Da sempre ci sono furti di rame, ma ultimamente i criminali stanno anche rallentando la transizione ecologica perché tagliano i cavi delle colonnine di ricarica delle auto elettriche per rubare il rame che contengono. E lo stesso vale per i grandi impianti industriali di pannelli solari per il fotovoltaico.

Ogni impianto rinnovabile, ogni caricatore, ogni cablaggio destinato a migliorare le reti elettriche in ottica di sostenibilità sta creando una domanda di rame mai vista prima. E per la legge base dell’economia, maggiore è la domanda, maggiore è il prezzo…

miniera di rame

Miniere di rame: sempre più rare… e lente da creare

Il problema del prezzo del rame è che all’aumento della domanda non corrisponde un incremento dell’offerta che, nel caso del rame, si genera con una maggior estrazione nelle miniere. Secondo S&P Global, tra il 1990 e il 2023 sono stati scoperti 239 nuovi giacimenti, ma sono solo 14 i giacimenti di rame scoperti negli ultimi 10 anni, meno del 4% del volume totale stimato in queste miniere.

E se negli anni novanta bastavano relativamente pochi anni (poco più di una decina) per trasformare un giacimento di rame in miniera attiva e operativa, oggi servono anche 25/30 anni. Il motivo? Rispetto agli anni novanta i vincoli ambientali sono sempre più restrittivi, e ci si mette in mezzo anche la burocrazia con iter autorizzativi complessi. Senza considerare le proteste di chi vive nei pressi di un giacimento: nessuno vuole una miniera dietro casa, ma tutti vogliono i materiali di quella miniera… è il fenomeno chiamato NIMBY, acronimo di “Not In My Back Yard” che si traduce con “non nel mio giardino”…

prezzo del rame

Estrarre il rame costa di più e inquina di più di prima

C’è poi un altro tema legato al prezzo del rame: la qualità del minerale si sta abbassando. Il rame, nei giacimenti, non si trova certo puro e pronto all’uso, ma è contenuto in blocchi minerali che ne contengono quantità variabili.
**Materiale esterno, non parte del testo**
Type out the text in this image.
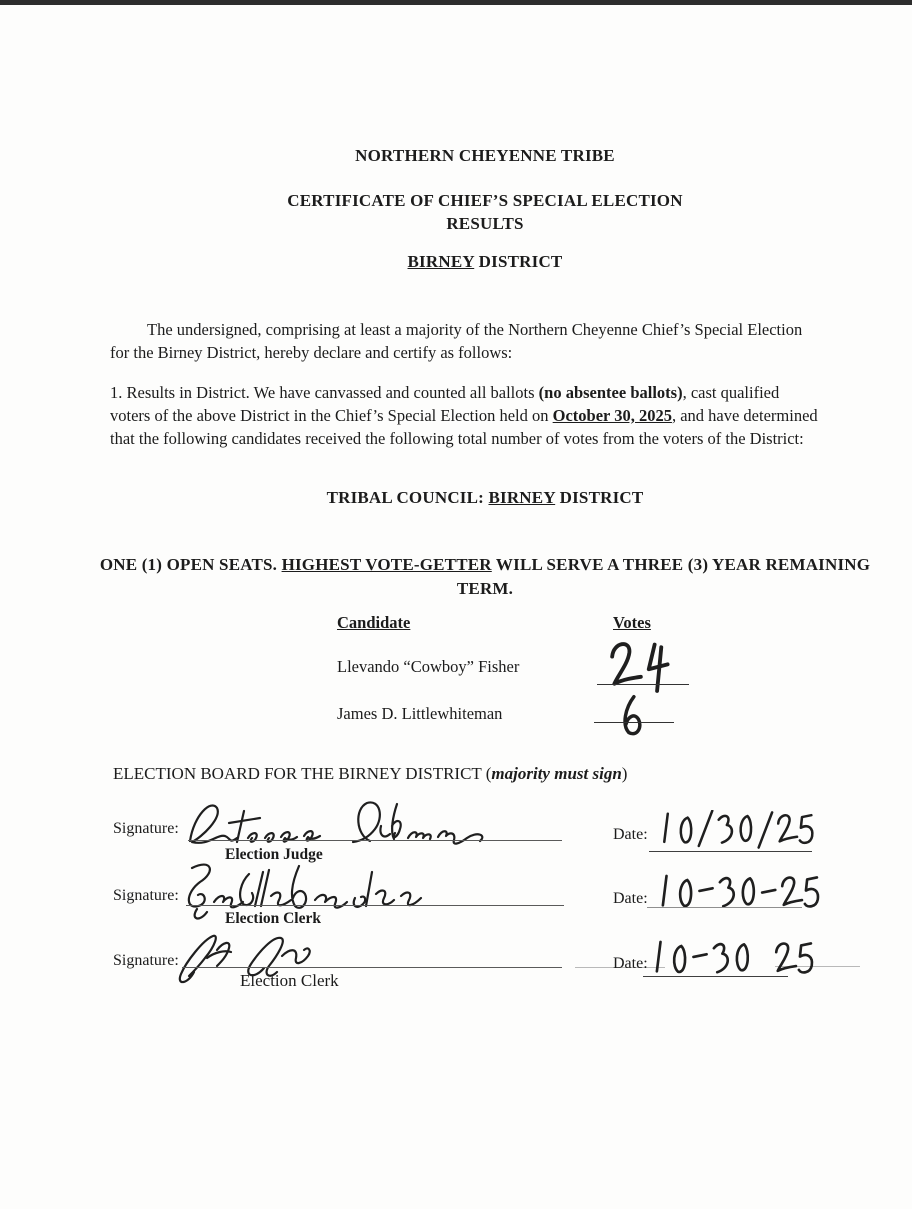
NORTHERN CHEYENNE TRIBE
CERTIFICATE OF CHIEF’S SPECIAL ELECTION
RESULTS
BIRNEY DISTRICT
The undersigned, comprising at least a majority of the Northern Cheyenne Chief’s Special Election for the Birney District, hereby declare and certify as follows:
1. Results in District. We have canvassed and counted all ballots (no absentee ballots), cast qualified voters of the above District in the Chief’s Special Election held on October 30, 2025, and have determined that the following candidates received the following total number of votes from the voters of the District:
TRIBAL COUNCIL: BIRNEY DISTRICT
ONE (1) OPEN SEATS. HIGHEST VOTE-GETTER WILL SERVE A THREE (3) YEAR REMAINING TERM.
Candidate	Votes
Llevando “Cowboy” Fisher
James D. Littlewhiteman
ELECTION BOARD FOR THE BIRNEY DISTRICT (majority must sign)
Signature:
Election Judge
Date:
Signature:
Election Clerk
Date:
Signature:
Election Clerk
Date:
A causa dello sfruttamento intensivo delle miniere, per ottenere la stessa quantità di rame, oggi bisogna scavare di più e lavorare minerali che contengono concentrazioni più basse di rame. Il risultato? Si consuma più energia durante la lavorazione, si producono più emissioni di CO2 a causa di questi consuma maggiorati e si usa anche più acqua.

In media, per una tonnellata di rame si generano circa 5 tonnellate di CO₂ equivalente. E in alcune aree desertiche, come il Nord del Cile, si superano i 500.000 litri d’acqua necessaria per produrre una tonnellata di rame.

Il grosso dell’impatto nel prezzo del rame, spiega Saverio Lapini, CEO di Ollum , viene dallo smelting, la fase in cui il minerale viene fuso. Se tutta questa energia fosse rinnovabile, potremmo ridurre le emissioni del 30%

prezzo del rame grafico 2025

Il clima colpisce e il riciclo non basta

Non basta? A far crescere il prezzo del rame si aggiunge la crisi climatica che sta mettendo in difficoltà le stesse zone che producono la maggior parte del rame: Cile, Perù e Argentina sono Paesi tartassati da siccità sempre più frequente, meteo instabile, frane e alluvioni che rallentano le attività della miniera che, se ferma, costa di più.

In molti casi, l’estrazione è possibile solo grazie alla desalinizzazione (il processo che toglie il sale) perché c’è talmente poca acqua che bisogna prenderla dal mare. Si tratta di una soluzione costosa.

Il rame è uno dei metalli più facilmente riciclabili, e oggi circa il 30% della domanda in tutto il mondo è coperta da rottami che poi vengono riciclati. Nonostante questo, la crescita legata alla transizione ecologica viaggia a un ritmo superiore: serve sempre più rame e serve più in fretta di quanto si riesca a riciclare.